The present SORT OUT X DM substudy found TLF rates of 9.3% and 4.8% among patients with DM in the DTS group and the SES group, respectively. Thus, the TLF rate was almost twice as high in the DTS group compared to the SES group, and the difference reached statistical significance in spite of the relatively low number of patients in each group. The difference in the TLF rates was mainly explained by a difference in the TLR rate. These findings are in line with the findings of the main SORT OUT X study.

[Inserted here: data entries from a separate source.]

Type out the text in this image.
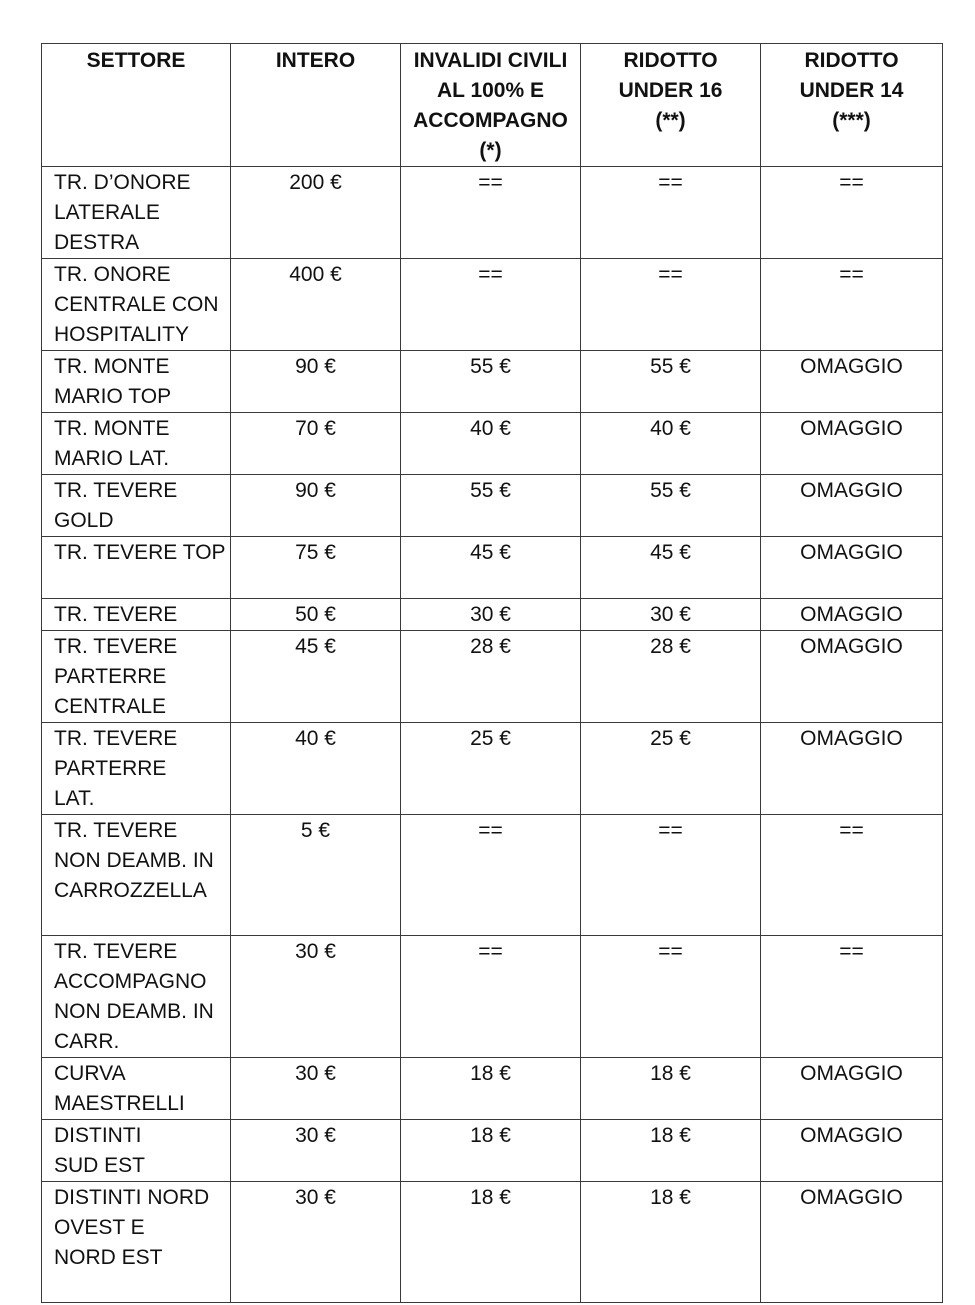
SETTORE	INTERO	INVALIDI CIVILI AL 100% E ACCOMPAGNO (*)	RIDOTTO UNDER 16 (**)	RIDOTTO UNDER 14 (***)
TR. D’ONORE LATERALE DESTRA	200 €	==	==	==
TR. ONORE CENTRALE CON HOSPITALITY	400 €	==	==	==
TR. MONTE MARIO TOP	90 €	55 €	55 €	OMAGGIO
TR. MONTE MARIO LAT.	70 €	40 €	40 €	OMAGGIO
TR. TEVERE GOLD	90 €	55 €	55 €	OMAGGIO
TR. TEVERE TOP	75 €	45 €	45 €	OMAGGIO
TR. TEVERE	50 €	30 €	30 €	OMAGGIO
TR. TEVERE PARTERRE CENTRALE	45 €	28 €	28 €	OMAGGIO
TR. TEVERE PARTERRE LAT.	40 €	25 €	25 €	OMAGGIO
TR. TEVERE NON DEAMB. IN CARROZZELLA	5 €	==	==	==
TR. TEVERE ACCOMPAGNO NON DEAMB. IN CARR.	30 €	==	==	==
CURVA MAESTRELLI	30 €	18 €	18 €	OMAGGIO
DISTINTI SUD EST	30 €	18 €	18 €	OMAGGIO
DISTINTI NORD OVEST E NORD EST	30 €	18 €	18 €	OMAGGIO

Besides the different drug‐eluting kinetics mentioned above, there are important differences in the DES technologies between the two study stents that may have contributed to the higher TLF rate observed in the DTS group in the present study. These include the murine, monoclonal, antihuman CD34 antibody attached to the polymer of the DTS; different stent struts thickness; and other stent‐related factors. These differences are discussed in detail in the main SORT OUT X study.

LIMITATIONS

The SORT OUT X trial, in line with the previous SORT OUT trials, , , , relied on registry‐based outcome ascertainment without study‐related angiographic or clinical follow‐up. However, new data showed a high degree of concordance between investigator‐reported and adjudicated endpoints in a randomized trial. Patient care complied with standard clinical practice usually with a single hospital outpatient visit 1–3 months after stent implantation. Although the Danish healthcare databases capture events of sufficient severity for patients to seek medical attention, these records might underestimate event rates compared with follow‐up by dedicated trial staff. However, this potential to under‐report events is likely to be low and should not influence differences detected between treatment groups. Biomarkers were not routinely measured in relation to the procedure, and thus we could not assess potential differences in periprocedural MI and we did not monitor bleeding complications. Finally, the study was conducted in a Danish population and whether our results are applicable to other ethnicities is unclear.

CONCLUSION

The DTS was associated with an increased risk of TLR at 12 months in both patients with and without DM compared to the SES. The differences were explained by higher rates of TLR whereas rates of cardiac death and myocardial did not differ significantly between the two stent groups in patients with and without DM.

CONFLICTS OF INTEREST

Evald H. Christiansen reports financial support was provided by Biotronik, Bülach, Switzerland. Evald H. Christiansen reports financial support was provided by OrbusNeich Medical, Fort Lauderdale, Florida, USA. Lisette O. Jensen reports a relationship with Biotronik, OrbusNeich, Biosensors, and Terumo that includes: funding grants. Michael Maeng reports a relationship with AstraZeneca, Bayer, Boehringer‐Ingelheim, Bristol Myers‐Squibb, Boston Scientific, Novo Nordisk, that includes: speaking and lecture fees. Steen D. Kristensen reports a relationship with Aspen and AstraZeneca that includes: speaking and lecture fees. Christian J. Terkelsen reports a relationship with Terumo, Meril, Edwards, Boston, and Bristol Myers‐Squibb that includes: funding grants and speaking and lecture fees. Martin K. Christensen reports a relationship with Biotronik and EPS Vascular that includes: funding grants.